Le Nicaragua fut peuplé à l’origine par les Mayas. Puis, les Miskitos et les Sumos arrivèrent de la Colombie et s’installèrent dans le Nord-Est. D’autres peuples amérindiens arrivèrent du Honduras et du Salvador. Ils cohabitèrent jusqu’à l’arrivée des Espagnols.
Christophe Colomb donna son nom au cap Gracias a Dios, à la frontière du Honduras. La conquête du Nicaragua se fit par la côte du Pacifique. Les Espagnols christianisèrent aussitôt les populations autochtones et les castillanisèrent.
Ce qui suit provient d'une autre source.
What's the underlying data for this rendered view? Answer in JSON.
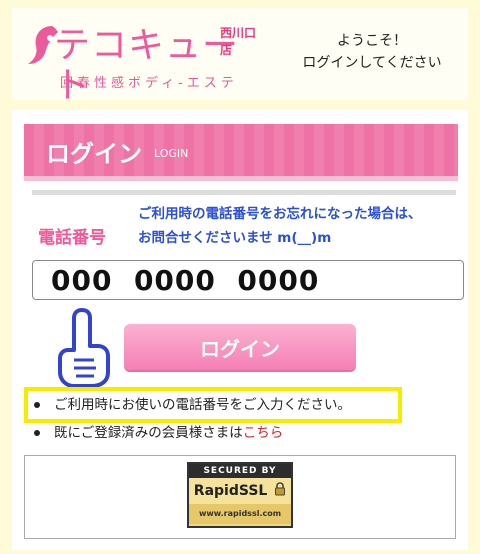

En 1542, les Espagnols créèrent sept provinces: le Nicaragua, le Costa Rica, le Honduras, le Guatemala, le Soconusco, le Chiapa et le Verapaz.
Au XVIIe siècle, le Nicaragua fut la cible des pirates anglais. Les Miskitos inaugurèrent par la suite une longue tradition de combat aux côtés des Anglais, contre les Espagnols installés sur la côte du Pacifique.
Au Nicaragua, la colonisation espagnole resta toujours limitée à la côte du Pacifique.
L’indépendance du Nicaragua fut proclamée en 1821, mais s'en détacha en 1823 pour former la Provincias Unidas del centro America comprenant les États du Nicaragua, du Guatemala, du Honduras, du Salvador et du Costa Rica.
Des guerres éclatèrent entre les États de la fédération et les factions rivales. Puis le pays se disloqua en 1839 pour former cinq nouveaux États indépendants.
Afin d’amadouer les Miskitos, les Britanniques allèrent jusqu’à proclamer en 1845 l’un d’eux «roi des Miskitos».
Les Anglais avaient l’intention de construire un canal reliant l'océan Pacifique à l'océan Atlantique. Ils firent venir des esclaves, puis des travailleurs de la Jamaïque, qui parlaient le créole.
Puis les Américains arrivèrent, pillèrent à loisir la région tout en assurant des emplois de famine aux autochtones. Des missionnaires allemands convertirent les populations locales au protestantisme morave.
De la présence anglaise au Nicaragua, il reste encore une population créolisée à base d’anglais.
En 1823, la ville de Managua fut déclarée capitale du pays (en lieu et place de León). William Walker, un flibustier américain envahit le pays à la tête d'une armée de mercenaires et s'autoproclama président du Nicaragua. Il rétablit l’esclavage et promulgua l’anglais comme langue officielle dans tout le pays. Mais Walker fut évincé dès en 1857.
Les États-Unis intervinrent de plus en plus dans la vie du pays et pratiquèrent la «politique du bâton» inaugurée par le président Theodore Roosevelt.
Pour les Amérindiens, l'histoire de leur pays se résume à une érosion lente de leur autonomie précédant la venue des Européens.
À partir de 1912 (jusqu’en 1932), le Nicaragua tomba sous la complète dépendance des États-Unis qui occupèrent militairement le pays et imposèrent le contrôle des douanes et des chemins de fer.
Le nationaliste nicaraguayen Augusto Cesar Sandino tenta bien de s’opposer à la mainmise américaine en soulevant une partie de la population. Les Américains intervinrent à nouveau. Sandino fut assassiné en 1934, alors qu'il participait à des négociations de paix. Anastasio Somoza García, issu de la garde nationale formée par les États-Unis, s'autoproclama président en 1936 et imposa au pays sa dictature jusqu'à son assassinat en 1956.
Ses fils lui succédèrent. Le clan Somoza s’était accaparé de l’essentiel des richesses du pays et avait favorisé l'implantation des grandes entreprises étrangères (américaines).
En 1978, l’assassinat de Pedro Joaquín Chamorro, le chef de l’opposition conservatrice, déclencha un mouvement d’insurrection orchestré par le Front sandiniste de libération nationale (en hommage à Augusto Sandino), qui obligea le dictateur Somoza à quitter le pays.
La guerre civile aurait provoqué la mort d’au moins 50 000 personnes. Une fois au pouvoir, les sandinistes mirent en place un programme économique d'inspiration socialiste, notamment par des nationalisations, une réforme agraire et la confiscation des terres du clan Somoza.
Au printemps 1987, le gouvernement sandiniste de Managua mit en place un statut d'autonomie qui créait deux régions autonomes: la RAAN, la Región Autónoma del Atlantico Norte à prédominance miskito et sumo, et la RAAS, la Región Autónoma del Atlantico Sur à prédominance métisse et créole.
C'était la première autonomie accordée à des autochtones sur le continent américain.
La grave crise économique de 1988 provoqua la chute du sandiniste, Daniel Ortega. Violeta Barrios de Chamorro, veuve de Pedro Joaquín Chamorro, candidate conservatrice soutenue par les États-Unis, fut alors élue présidente de la République.